What I want is to simply average out the values (initially ignoring the alert column values) and then check for HIGH string in the alert column for that particular hour (I am doing hourly average). If the string is present, simply assign HIGH for that row in the alert column. If no HIGH string found, just assign empty string for that row in the alert column.

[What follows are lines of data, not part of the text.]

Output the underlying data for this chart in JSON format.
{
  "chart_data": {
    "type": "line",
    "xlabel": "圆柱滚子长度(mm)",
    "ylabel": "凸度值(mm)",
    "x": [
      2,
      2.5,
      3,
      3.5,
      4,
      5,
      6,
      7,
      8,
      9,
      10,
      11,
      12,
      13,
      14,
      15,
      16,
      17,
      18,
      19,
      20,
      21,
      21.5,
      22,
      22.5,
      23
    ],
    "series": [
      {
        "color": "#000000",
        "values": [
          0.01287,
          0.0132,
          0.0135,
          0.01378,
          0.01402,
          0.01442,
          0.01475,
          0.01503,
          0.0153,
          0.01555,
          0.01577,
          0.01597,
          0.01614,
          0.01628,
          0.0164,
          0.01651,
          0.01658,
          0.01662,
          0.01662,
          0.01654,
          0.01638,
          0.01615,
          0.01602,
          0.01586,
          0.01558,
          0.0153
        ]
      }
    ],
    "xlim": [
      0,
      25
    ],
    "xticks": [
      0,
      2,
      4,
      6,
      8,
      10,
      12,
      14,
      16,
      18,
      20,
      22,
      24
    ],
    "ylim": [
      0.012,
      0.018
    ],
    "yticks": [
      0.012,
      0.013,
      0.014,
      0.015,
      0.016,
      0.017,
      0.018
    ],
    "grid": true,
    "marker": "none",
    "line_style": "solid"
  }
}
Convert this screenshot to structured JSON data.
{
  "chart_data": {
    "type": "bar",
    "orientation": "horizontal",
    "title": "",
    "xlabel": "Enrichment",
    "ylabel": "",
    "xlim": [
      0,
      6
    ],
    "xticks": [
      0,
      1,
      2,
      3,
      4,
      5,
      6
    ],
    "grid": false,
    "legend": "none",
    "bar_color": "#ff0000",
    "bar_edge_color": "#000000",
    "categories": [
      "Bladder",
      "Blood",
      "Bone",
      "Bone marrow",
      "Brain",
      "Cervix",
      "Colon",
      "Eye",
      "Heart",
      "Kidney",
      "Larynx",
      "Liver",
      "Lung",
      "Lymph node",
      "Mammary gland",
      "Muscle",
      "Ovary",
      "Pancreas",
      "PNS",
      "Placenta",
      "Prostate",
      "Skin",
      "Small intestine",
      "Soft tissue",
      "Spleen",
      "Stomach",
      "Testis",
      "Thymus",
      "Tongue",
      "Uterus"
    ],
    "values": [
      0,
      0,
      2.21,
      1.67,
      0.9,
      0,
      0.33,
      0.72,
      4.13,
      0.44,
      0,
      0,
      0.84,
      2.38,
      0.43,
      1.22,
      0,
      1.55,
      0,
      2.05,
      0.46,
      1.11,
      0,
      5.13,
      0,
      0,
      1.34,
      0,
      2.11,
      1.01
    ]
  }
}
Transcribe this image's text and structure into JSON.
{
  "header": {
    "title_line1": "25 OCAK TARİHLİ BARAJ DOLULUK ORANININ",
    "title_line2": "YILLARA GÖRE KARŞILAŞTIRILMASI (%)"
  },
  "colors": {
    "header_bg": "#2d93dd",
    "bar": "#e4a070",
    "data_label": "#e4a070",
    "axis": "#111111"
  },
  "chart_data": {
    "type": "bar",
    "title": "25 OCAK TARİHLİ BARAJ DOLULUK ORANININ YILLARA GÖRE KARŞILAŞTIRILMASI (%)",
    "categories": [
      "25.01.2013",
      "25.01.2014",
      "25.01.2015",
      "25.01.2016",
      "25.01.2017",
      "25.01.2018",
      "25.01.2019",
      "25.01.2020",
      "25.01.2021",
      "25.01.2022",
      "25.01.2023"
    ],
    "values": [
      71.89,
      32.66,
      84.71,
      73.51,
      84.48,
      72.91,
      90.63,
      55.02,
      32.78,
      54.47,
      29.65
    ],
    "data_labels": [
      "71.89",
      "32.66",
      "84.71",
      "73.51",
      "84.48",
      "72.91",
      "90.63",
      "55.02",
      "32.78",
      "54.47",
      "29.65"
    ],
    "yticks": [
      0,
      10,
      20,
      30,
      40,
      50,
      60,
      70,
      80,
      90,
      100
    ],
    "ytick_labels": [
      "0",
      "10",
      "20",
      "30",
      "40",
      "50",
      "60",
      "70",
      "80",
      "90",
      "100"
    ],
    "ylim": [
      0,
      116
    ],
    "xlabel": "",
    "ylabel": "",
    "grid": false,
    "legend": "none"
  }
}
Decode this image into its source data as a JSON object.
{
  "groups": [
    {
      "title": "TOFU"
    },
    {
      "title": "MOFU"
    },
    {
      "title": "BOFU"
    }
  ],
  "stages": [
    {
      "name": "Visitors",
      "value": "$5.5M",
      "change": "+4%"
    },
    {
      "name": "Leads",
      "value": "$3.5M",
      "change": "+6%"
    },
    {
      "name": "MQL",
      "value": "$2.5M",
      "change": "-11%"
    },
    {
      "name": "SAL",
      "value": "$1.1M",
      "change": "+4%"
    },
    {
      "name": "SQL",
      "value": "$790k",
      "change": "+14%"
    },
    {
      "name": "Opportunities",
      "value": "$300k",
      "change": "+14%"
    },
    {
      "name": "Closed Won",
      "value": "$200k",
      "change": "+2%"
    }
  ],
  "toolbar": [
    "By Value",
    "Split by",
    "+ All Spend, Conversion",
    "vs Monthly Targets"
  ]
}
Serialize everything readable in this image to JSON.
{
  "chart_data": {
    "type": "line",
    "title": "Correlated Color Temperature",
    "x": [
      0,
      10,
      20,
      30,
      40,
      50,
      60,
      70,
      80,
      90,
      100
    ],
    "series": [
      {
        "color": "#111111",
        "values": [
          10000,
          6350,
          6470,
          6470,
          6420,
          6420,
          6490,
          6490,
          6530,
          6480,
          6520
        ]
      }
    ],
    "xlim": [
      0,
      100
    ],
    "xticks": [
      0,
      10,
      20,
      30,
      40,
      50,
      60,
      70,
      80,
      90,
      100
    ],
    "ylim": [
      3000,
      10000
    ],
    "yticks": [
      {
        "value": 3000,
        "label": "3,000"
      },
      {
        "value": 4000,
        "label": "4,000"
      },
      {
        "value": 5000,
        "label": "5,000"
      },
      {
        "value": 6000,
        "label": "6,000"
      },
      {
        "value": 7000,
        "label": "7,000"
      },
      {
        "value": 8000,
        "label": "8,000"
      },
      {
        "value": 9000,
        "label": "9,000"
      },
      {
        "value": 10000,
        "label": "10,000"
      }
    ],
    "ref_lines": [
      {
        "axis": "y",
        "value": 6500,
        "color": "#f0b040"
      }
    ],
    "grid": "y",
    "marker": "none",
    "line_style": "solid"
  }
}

Something like below

Expected output

       hourly        |        avg         |        avg         |         avg         | alert 
--------------------- -------------------- -------------------- --------------------- ----------------
 2022-11-26 17:00:00 |  3.52857138642243   |  2.771428568022592 |                   0 | 
 2022-11-26 18:00:00 |  2.484615419346553  |  2.815384602546692 |                   0 | 
 2022-11-26 19:00:00 |  2.218461540570626  |  2.723076921242934 |                   0 | 
 2022-11-26 20:00:00 |  5.098461512992015  | 2.7076923021903405 |                   0 |  HIGH
 2022-11-26 21:00:00 |  2.0060606116824076 | 2.6469696814363655 |                   0 | 
 2022-11-26 22:00:00 |  5.672307815345434  |  2.810769222332881 |                   0 |  HIGH
 2022-11-26 23:00:00 |  2.7828124976949766 |  2.893749985843897 |                   0 | 
 2022-11-27 00:00:00 |  2.6046153992414474 | 2.8030769238105187 |                   0 | 
 2022-11-27 01:00:00 |  3.846031717837803  | 2.8333333200878568 |                   0 |  HIGH
 ...
(25 rows)

I thought of only targeting rows containing HIGH value in alert column by doing something like where alert = 'HIGH', but then it will drop other rows and affect my average calculation.

How can I do this?

CodePudding user response：

You need to use an aggregate function for the column 'alert', as well. Since you want to only bring up a certain value, you can use a conditional expression inside the aggregate, like this:

select 
     date_trunc('hour', date) as hourly
   , avg(jitter)
   , avg(latency)
   , avg(packet_drop)
   , coalesce(MAX(case when alert='HIGH' then 'HIGH' end),'') as alert 
from device_data 
where date between '2022-11-26 17:41:11' and '2022-11-27 17:41:11' 
group by hourly order by hourly;

This should work, because the MAX function ignores the NULL values (all alert values other than HIGH will cause NULL result in the case expression.